Answer
(a) The plane's velocity relative to the air is $160~km/h$ at an angle of $20.0^{\circ}$ north of east.
(b) The magnitude of the plane's velocity relative to the ground is $150.54~km/h$ at an angle of $21.3^{\circ}$ north of east.
(c) The wind speed is $10.0~km/h$ and it is blowing directly to the west.
Work Step by Step
(a) The plane flies at an airspeed of $160~km/h$ and heads at an angle of $20.0^{\circ}$ north of east. This is the plane's velocity relative to the air.
(b) We can find the east component of the plane's velocity relative to the ground:
$v_x = \frac{(320~km)~cos~20.0^{\circ}-20~km}{2.0~h} = 140.35~km/h$
We can find the north component of the plane's velocity relative to the ground:
$v_y = \frac{(320~km)~sin~20.0^{\circ}}{2.0~h} = 54.72~km/h$
We can find the magnitude of the plane's velocity relative to the ground:
$\sqrt{(140.35~km/h)^2+(54.72~km/h)^2} = 150.54~km/h$
We can find the angle $\theta$ north of east:
$tan~\theta = \frac{54.72}{140.35}$
$\theta = tan^{-1}(\frac{54.72}{140.35})$
$\theta = 21.3^{\circ}$
The magnitude of the plane's velocity relative to the ground is $150.54~km/h$ at an angle of $21.3^{\circ}$ north of east.

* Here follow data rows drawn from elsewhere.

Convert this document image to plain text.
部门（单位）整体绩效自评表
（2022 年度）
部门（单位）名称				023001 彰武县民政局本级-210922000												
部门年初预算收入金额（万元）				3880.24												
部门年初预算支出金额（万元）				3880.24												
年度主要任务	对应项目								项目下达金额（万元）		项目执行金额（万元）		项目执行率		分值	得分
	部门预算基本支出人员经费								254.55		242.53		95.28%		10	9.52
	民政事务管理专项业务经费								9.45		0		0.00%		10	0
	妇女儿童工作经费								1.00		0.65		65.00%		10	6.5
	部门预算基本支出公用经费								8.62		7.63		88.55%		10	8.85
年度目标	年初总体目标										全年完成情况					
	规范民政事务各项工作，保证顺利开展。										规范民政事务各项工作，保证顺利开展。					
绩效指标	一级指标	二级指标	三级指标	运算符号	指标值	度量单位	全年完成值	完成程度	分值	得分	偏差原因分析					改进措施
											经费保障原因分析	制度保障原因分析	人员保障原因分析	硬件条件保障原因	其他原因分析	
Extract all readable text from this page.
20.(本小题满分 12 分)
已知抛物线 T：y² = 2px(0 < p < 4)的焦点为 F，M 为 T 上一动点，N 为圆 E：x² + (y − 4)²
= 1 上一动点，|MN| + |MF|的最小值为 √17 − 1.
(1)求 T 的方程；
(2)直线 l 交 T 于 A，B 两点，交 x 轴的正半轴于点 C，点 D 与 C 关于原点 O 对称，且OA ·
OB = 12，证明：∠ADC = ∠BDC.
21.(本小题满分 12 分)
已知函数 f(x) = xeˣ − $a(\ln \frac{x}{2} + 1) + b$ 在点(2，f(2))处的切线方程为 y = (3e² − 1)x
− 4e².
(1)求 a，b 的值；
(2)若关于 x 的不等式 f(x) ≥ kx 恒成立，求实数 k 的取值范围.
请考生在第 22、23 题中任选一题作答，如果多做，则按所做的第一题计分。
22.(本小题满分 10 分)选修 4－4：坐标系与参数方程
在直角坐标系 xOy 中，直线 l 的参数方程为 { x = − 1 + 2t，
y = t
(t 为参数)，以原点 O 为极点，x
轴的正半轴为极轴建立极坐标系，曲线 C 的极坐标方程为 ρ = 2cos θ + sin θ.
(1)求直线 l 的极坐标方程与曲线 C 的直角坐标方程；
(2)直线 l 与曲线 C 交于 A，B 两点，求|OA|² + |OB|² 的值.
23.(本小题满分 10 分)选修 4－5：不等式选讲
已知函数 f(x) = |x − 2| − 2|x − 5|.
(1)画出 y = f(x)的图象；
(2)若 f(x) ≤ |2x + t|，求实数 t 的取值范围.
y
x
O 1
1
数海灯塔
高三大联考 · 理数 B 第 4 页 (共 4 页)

(c) We can find the x-component of the wind's velocity $v_{wx}$:
$140.35~km/h = (160~km/h)~cos~20.0^{\circ}+v_{wx}$
$v_{wx} = 140.35~km/h - (160~km/h)~cos~20.0^{\circ}$
$v_{wx} = -10.0~km/h$
$v_{wx} = 10.0~km/h$ (west)
We can find the y-component of the wind's velocity $v_{wy}$:
$54.72~km/h = (160~km/h)~sin~20.0^{\circ}+v_{wy}$
$v_{wx} = 54.72~km/h - (160~km/h)~sin~20.0^{\circ}$
$v_{wx} = 0$
The wind speed is $10.0~km/h$ and it is blowing directly to the west.